On one of her post-bombing-raid excursions in the North Vietnamese capital, she came across a bereaved mother’s haunting lament, “Where are you now, my son?” Baez turned it into the centrepiece of her next album, devoting an entire side of the LP to excerpts from the hours of audio she had recorded in Hanoi.

In subsequent years, she was also willing to lend her voice to the cause of post-war Vietnamese dissidents. That was perfectly consistent with her Gandhian philosophy of non-violence. Ideology didn’t matter where human rights were concerned. She performed private concerts for Lech Walesa and Andrei Sakharov while they were beleaguered figureheads, and let Vaclav Havel carry her guitar into a Prague venue from which he would otherwise have been excluded.

Baez recorded her poignant Song of Bangladesh before her visit to war-torn Vietnam, and it was followed less than 10 years later by Cambodia, which encompassed her advocacy for Cambodian refugees — whom she escorted across the border into Thailand during a Southeast Asian excursion. Her mid-1970s exclusively Spanish album Gracias a la Vida was a response to the brutal consequences of the Pinochet coup in Chile.

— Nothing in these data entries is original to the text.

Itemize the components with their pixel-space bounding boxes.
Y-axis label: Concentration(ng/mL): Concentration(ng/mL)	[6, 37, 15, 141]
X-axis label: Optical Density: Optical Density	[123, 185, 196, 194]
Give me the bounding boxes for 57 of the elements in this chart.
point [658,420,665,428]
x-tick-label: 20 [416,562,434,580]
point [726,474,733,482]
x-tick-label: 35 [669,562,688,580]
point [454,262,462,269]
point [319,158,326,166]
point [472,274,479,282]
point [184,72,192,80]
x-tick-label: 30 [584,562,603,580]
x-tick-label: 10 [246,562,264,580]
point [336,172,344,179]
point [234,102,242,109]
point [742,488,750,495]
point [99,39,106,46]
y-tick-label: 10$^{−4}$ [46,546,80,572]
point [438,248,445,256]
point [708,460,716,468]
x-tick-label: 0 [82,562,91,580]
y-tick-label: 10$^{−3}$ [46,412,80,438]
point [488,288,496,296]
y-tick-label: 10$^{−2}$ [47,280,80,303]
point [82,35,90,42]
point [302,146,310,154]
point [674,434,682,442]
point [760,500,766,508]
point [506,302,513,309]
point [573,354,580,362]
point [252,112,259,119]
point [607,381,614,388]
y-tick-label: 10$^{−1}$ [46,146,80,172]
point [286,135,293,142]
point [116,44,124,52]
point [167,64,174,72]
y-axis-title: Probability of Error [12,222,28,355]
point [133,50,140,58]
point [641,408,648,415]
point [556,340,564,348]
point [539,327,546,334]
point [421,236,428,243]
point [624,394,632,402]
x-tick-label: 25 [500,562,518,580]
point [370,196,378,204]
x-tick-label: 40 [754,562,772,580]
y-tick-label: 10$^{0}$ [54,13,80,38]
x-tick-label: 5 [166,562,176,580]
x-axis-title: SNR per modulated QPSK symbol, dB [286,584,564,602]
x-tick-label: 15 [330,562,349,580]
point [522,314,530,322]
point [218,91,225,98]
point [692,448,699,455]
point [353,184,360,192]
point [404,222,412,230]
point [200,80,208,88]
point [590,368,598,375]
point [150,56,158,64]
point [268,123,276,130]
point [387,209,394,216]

There came a time when she decided that her receding voice — a far cry, by the early 1980s, from what the New York Times critic Robert Shelton had described as an “achingly pure soprano” a decade earlier — deserved more attention than the causes she was inclined to pursue. For the first time in her life, Baez opted for lessons in singing, alongside bouts of psychotherapy. Yet, not long afterwards, she found herself deploying her vocal cords for a lament, with local accompaniment, on a deserted street in Sarajevo.

Long after her appearances at Woodstock and Live Aid and on an Amnesty International tour, even her lesser-known albums continued to bear testimony to her political engagement. Her broadly left-wing leanings are instinctive rather than academic. Some of her studio efforts through the 1990s and beyond tend to obscure her vocal strengths with overwhelming musical accompaniment, but back in 2008 she rediscovered her métier with Steve Earle, who produced the sublime album Day After Tomorrow, which was followed a decade later by last year’s Whistle Through the Wind. Both of them put her ageing voice, which remains a gorgeous instrument, at the front and centre.

It was also last year that Baez announced she would be embarking on her final tour, dubbed Fare Thee Well, which concludes later this month in Madrid. It was in Spain a little more than 40 years ago that she became the first person to perform the republican anthem No Nos Moveran following the demise of Francisco Franco and his nearly four-decade fascist dictatorship.

Baez may yet perform the occasional concert and perhaps even record an album, but her touring days will be over within weeks. Which is fair enough, given she’ll be 80 in January 2021, and no one can seriously doubt her relentless dedication to Dr King’s 1963 declaration at the March on Washington that “the arc of the universe is long, but it bends towards justice”.